Nur wenn erkennbare Umstände darauf schließen lassen, dass das Vertreten strafbarer Ansichten bzw. das Dulden strafbarer Äußerungen das maßgebende Anliegen der Versammlung ist, kommt ein Totalverbot in Frage. Lässt eine gesicherte Gefahrenprognose diesen Schluss nicht zu, sind nur weniger einschneidende Beschränkungen zulässig (vgl. Dietel/Gintzel/Kniesel, a.a.O. § 5 Rn. 33). Weil bloße Beschränkungen gegenüber dem Verbot geringere Eingriffe sind, darf in Anwendung des Grundsatzes der Erforderlichkeit ein Schluss von der Verbotsermächtigung auf die Ermächtigung zum Erlass verbotsvermeidender aber gleichwohl zwecktauglicher Maßnahmen gezogen werden (vgl. Dietel/Gintzel/Kniesel, a.a.O. § 5 Rn. 43 m.w.N.).“ (VGH Mannheim, Urteil vom 12. Juli 2010 – 1 S 349/10 –, juris 45)

Nach diesen Maßstäben entbehrt die angegriffene Verfügung jeglicher tatsächlichen Grundlage. Wie der Gesamteinsatzleiter dem Anwält*innenKollektiv gegenüber selbst eingeräumt hat, hatte der Anmelder keinerlei Kenntnis über bestehende Betätigungsverbote nicht anwesender Personen. Es sind auch im Verlauf der Versammlung keine strafbaren Äußerungen festgestellt worden, die ihrer Art und Schwere nach als Verbrechen oder von Amts wegen zu verfolgendes Vergehen zu verfolgen wären. Auf solche Feststellungen wurde die Auflösungsverfügung auch gar nicht gestützt.

Erst recht waren Äußerungen – ihre Strafbarkeit unterstellt – nicht darauf gerichtet oder geeignet, zu Unfriedlichkeit zu führen – weder in der Versammlung selbst noch über diese hinausgehend. Ein solches Anliegen hat der Veranstalter auch gar nicht verfolgt. Das gesamte Szenario der Orchestrierung polizeilicher Maßnahmen haben dazu auch gar keine Gelegenheit gegeben. Die Versammlungsteilnehmenden hatten eher das Gefühl, sich auf einer Versammlung der Polizei zu befinden als dass sich die Polizei auf einer selbstbestimmt durchgeführten Versammlung befunden hätte

Für die Polizei war vor Ort ersichtlich, dass weder eine strafbare Äußerung vor Ort getätigt wurde, noch der Verlauf der Veranstaltung als Versammlung nicht unter freiem Himmel unfriedlich war. Die Maßnahmen wurden also auf einer bewusst falschen Tatsachengrundlage gestützt, wie Videoaufzeichnungen in den sozialen Medien zeigen.

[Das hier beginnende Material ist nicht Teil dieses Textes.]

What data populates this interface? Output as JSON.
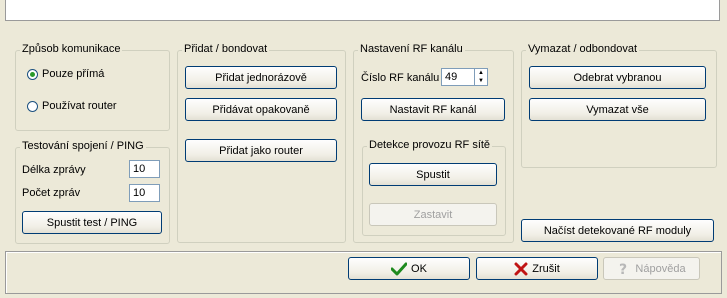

In Ermangelung konkreter Anknüpfungspunkte fehlt es schon an der erforderlichen Gefahrenprognose. Erst recht trägt die Annahme nicht, dass aufgrund des Verhaltens des Veranstalters oder der Teilnehmenden davon ausgegangen werden könne, dass die für die Auflösung am 12. April 2024 und das weitere Verbot der folgenden Veranstaltungstage bis einschließlich 14. April 2024 herangezogenen Tatsachen mit einer vernünftige Zweifel aus-schließenden Sicherheit festgestellt worden sind.

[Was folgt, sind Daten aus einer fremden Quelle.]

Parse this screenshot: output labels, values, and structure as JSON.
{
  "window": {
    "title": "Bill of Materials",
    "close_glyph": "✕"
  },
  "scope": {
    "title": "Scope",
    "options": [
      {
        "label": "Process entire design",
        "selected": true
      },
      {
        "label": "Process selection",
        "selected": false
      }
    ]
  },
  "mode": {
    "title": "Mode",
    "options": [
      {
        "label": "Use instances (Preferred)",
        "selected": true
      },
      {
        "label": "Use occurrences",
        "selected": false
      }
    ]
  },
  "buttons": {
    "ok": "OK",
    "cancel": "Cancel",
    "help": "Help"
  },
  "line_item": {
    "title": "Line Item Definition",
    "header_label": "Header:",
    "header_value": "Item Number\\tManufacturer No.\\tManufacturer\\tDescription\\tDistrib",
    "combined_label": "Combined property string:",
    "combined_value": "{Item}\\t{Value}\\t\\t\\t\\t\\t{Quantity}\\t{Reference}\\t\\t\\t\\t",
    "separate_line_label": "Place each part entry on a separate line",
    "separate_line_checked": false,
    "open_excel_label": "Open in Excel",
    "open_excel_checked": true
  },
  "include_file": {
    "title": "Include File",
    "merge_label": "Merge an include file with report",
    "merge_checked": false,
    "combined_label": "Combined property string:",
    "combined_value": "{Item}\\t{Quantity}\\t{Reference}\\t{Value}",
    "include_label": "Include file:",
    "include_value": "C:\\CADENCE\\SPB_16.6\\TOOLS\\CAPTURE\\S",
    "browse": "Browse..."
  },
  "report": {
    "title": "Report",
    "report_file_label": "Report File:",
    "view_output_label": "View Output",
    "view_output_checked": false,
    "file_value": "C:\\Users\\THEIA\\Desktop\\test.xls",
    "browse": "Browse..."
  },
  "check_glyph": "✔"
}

Dieser Befund wird noch durch den Umstand gestützt, dass der Veranstalter auch nicht gegen das Betätigungsverbot verstößt – von dem er keine Kenntnis hatte –, wenn er das Video eines Drittstaatsangehörigen in Deutschland vorführt, der sich im Ausland befindet. Dies folgt bereits aus der Systematik und dem Regelungsgegenstand der das Betätigungsverbots, dass lediglich ein Verhalten im Inland unter der Voraussetzung persönlicher Anwesenheit erfasst.

Maßnahmen in einem ähnlich gelagerten Fall des politischen Betätigungsverbots wurden erst letztes Jahr für rechtswidrig vom VG Berlin erklärt (VG Berlin, Urteil v. 22.03.2023, VG 24 K 256.19). Hier weigert sich die Polizei Rechtsprechung zur Kenntnis zu nehmen und umsetzen.

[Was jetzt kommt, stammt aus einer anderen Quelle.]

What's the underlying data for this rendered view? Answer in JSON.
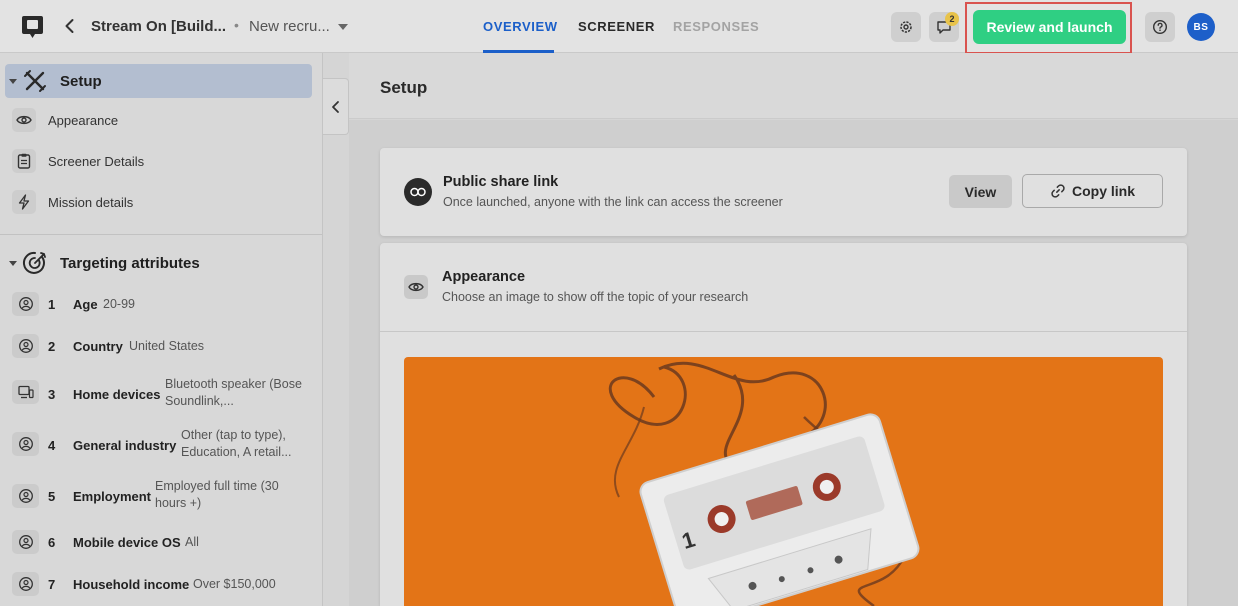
{
  "header": {
    "project_title": "Stream On [Build...",
    "separator": "•",
    "project_subtitle": "New recru...",
    "tabs": [
      {
        "label": "OVERVIEW"
      },
      {
        "label": "SCREENER"
      },
      {
        "label": "RESPONSES"
      }
    ],
    "notification_count": "2",
    "launch_label": "Review and launch",
    "avatar_initials": "BS"
  },
  "sidebar": {
    "setup_title": "Setup",
    "setup_items": [
      {
        "label": "Appearance",
        "icon": "eye-icon"
      },
      {
        "label": "Screener Details",
        "icon": "clipboard-icon"
      },
      {
        "label": "Mission details",
        "icon": "lightning-icon"
      }
    ],
    "targeting_title": "Targeting attributes",
    "attributes": [
      {
        "num": "1",
        "name": "Age",
        "value": "20-99"
      },
      {
        "num": "2",
        "name": "Country",
        "value": "United States"
      },
      {
        "num": "3",
        "name": "Home devices",
        "value": "Bluetooth speaker (Bose Soundlink,..."
      },
      {
        "num": "4",
        "name": "General industry",
        "value": "Other (tap to type), Education, A retail..."
      },
      {
        "num": "5",
        "name": "Employment",
        "value": "Employed full time (30 hours +)"
      },
      {
        "num": "6",
        "name": "Mobile device OS",
        "value": "All"
      },
      {
        "num": "7",
        "name": "Household income",
        "value": "Over $150,000"
      }
    ]
  },
  "main": {
    "page_title": "Setup",
    "share": {
      "title": "Public share link",
      "description": "Once launched, anyone with the link can access the screener",
      "view_label": "View",
      "copy_label": "Copy link"
    },
    "appearance": {
      "title": "Appearance",
      "description": "Choose an image to show off the topic of your research"
    }
  },
  "colors": {
    "accent_blue": "#1b5fc9",
    "launch_green": "#2fcf83",
    "cover_orange": "#e37417",
    "highlight_red": "#d9534f"
  }
}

V. Mildere Maßnahmen als die Auflösung waren ersichtlich möglich

Es wären nach § 22 Abs. 2 VersFG BE mildere Maßnahmen zu treffen gewesen, namentlich ein Aufführungs- bzw. Abspielverbot bestimmter Videobotschaften oder ein Redeverbot für persönlich Anwesende. Hiervon hat jedoch weder die Versammlungsbehörde in ihrem Bescheid Gebrauch gemacht, noch wurden vor Ort entsprechende Anordnungen getroffen. Die Tatsache, dass Dr. Salman Abu Sitta eine Grußbotschaft an den Kongress senden werde, war allgemein bekannt. Es war im Informationsaustausch mit der Polizei am 8. April 2024 auch mitgeteilt worden, dass abgespielte Beiträge auf mögliche strafbare Inhalte vorab durchgesehen und alle Redner*innen über die Rechtslage in der Bundesrepublik aufgeklärt würden. Dies wurde auch gegenüber dem Gesamteinsatzleiter wiederholt. Ebenso wurde angeboten, der Polizei die Videobeiträge zur Begutachtung zur Verfügung zu stellen. Auch hierauf wurde sich nicht eingelassen.

Damit hat die Polizei ein völlig unverhältnismäßiges und grundgesetzwidriges Verhalten an den Tag gelegt. Die vielen und gravierenden rechtliche Bedenken und Argumente, die vom Anwält*innenkollektiv vorgetragen wurden, wurden außer Acht gelassen.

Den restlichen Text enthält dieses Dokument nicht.